When using brown butter in anything make sure the butter is cool all the way through, I would go as far as to say even almost congelled. It is much more likely you will be able to work the fat into your recipe more evenly and control your spread/liquid.


As I mentioned earlier brown butter is not the same as burnt butter. Let me say this again for those in the back, brown butter is not the same as burnt butter. Brown butter otherwise not in the culinary world as beurre noisette imparts a warm nutty flavor to your dishes is also sometimes referred to as hazelnut butter. Brown butter is made by melting unsalted butter over low heat until the butter fat and milk solids separate, the milk solids start to sink to the bottom of the pan and begin to brown. As they continue to cook you will begin to smell the warm nutty flavor from the toasting solids begin to fill the air. Once they’ve reached that hazelnut color remove from the heat and allow to cool.

For these cookies after I prepared my brown butter I allowed it to cool completely and then refrigerated it for about 20 min. In total this took several hours to cool to a stage where it wouldn’t warm my dough and cause too much spread. You could always make your butter in advance and make your cookies the next day to avoid the “are they done yet” clamering of the littles. Now on to the recipe

Brown Butter Chocolate chunk cookies

Unsalted butter 1 cup (2 sticks)

Bread flour 1 cup

All-Purpose flour 3/4 cup

Coarse sea salt 2 tsp

Baking soda 1 tsp

Light brown sugar 1 cup

Granulated sugar 1/2 cup

Vanilla extract 1 tsp

Espresso emulsion 1 tsp

Large egg 1

Egg yolk 1

Bittersweet chocolate (60% cacao), chopped 5 oz

Semi sweet chocolate chunks 5 oz

Instructions

  • Place butter a heavy bottom stainless steel skillet. Melt the butter over low heat, keeping an eye on it and stirring occassionally. Once melted, the butter will begin to foam. Keep stirring. Once you notice lightly browned specks begin to form at the bottom of the pan and you'll begin to smell a nutty aroma. Once browned, immediately remove from heat, pour into a heat-proof mixing bowl, and set aside.

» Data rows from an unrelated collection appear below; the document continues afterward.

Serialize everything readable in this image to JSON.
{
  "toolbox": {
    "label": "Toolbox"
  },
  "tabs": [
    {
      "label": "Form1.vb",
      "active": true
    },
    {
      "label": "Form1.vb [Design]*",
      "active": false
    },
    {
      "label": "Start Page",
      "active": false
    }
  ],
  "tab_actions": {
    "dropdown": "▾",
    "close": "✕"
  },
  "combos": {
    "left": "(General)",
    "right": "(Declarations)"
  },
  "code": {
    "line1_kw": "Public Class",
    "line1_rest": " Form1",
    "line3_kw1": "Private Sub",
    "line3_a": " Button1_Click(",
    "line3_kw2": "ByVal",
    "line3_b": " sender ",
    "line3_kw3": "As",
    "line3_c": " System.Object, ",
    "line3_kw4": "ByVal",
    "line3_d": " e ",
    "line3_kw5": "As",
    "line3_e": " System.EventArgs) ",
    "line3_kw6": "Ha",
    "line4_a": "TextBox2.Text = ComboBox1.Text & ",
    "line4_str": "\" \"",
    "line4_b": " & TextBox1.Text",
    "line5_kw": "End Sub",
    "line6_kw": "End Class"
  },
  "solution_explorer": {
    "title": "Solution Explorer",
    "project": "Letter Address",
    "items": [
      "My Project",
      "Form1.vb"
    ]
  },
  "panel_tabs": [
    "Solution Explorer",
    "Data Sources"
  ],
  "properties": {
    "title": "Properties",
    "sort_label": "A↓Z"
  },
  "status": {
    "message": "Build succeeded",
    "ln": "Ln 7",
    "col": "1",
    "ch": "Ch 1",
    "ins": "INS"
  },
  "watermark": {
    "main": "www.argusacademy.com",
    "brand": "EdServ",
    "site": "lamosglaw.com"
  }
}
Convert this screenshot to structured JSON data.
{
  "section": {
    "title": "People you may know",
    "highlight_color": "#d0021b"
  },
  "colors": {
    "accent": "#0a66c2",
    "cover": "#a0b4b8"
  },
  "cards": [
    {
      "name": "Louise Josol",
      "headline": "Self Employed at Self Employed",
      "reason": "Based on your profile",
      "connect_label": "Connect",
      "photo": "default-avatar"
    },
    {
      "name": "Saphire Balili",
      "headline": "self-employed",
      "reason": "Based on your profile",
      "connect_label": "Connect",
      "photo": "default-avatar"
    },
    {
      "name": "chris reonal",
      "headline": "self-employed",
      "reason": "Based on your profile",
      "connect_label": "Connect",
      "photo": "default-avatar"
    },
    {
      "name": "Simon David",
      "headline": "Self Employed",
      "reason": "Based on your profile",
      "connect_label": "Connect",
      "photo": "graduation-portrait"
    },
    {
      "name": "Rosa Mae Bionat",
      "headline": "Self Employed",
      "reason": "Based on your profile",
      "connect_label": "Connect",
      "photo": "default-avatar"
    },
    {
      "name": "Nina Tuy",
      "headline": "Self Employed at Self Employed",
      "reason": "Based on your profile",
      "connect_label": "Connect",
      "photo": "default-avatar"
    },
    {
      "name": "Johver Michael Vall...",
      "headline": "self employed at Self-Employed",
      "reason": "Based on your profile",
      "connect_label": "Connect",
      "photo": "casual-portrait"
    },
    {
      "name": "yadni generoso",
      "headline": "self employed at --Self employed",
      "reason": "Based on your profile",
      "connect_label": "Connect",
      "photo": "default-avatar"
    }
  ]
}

  • In a separate bowl, sift together the flour and baking soda. Add the coarse sea salt to the mixture and set aside.

  • In the bowl of a stand mixer fitted with the paddle attachment, or using an electric hand mixer, cream together the sugars, salt, vanilla, espresso & cooled brown butter until combined and fluffy, about 3 minutes. Add the egg and egg yolk and mix until incorporated.

  • Add the flour mixture, about 1/3 at a time, and mix between additions until just incorporated. Add the chopped chocolate and chocolate chunks into the dough

  • Using a medium cookie scoop, drop the dough on a parchment paper-lined baking sheet.

  • Bake in a 350°F preheated oven for 12 - 13 minutes. Allow the cookies to cool for 5 minutes on the baking sheet, then transfer them to a wire rack to cool completely.

    Enjoy the warm ooey gooey chocolate goodness with a slight bite of salt.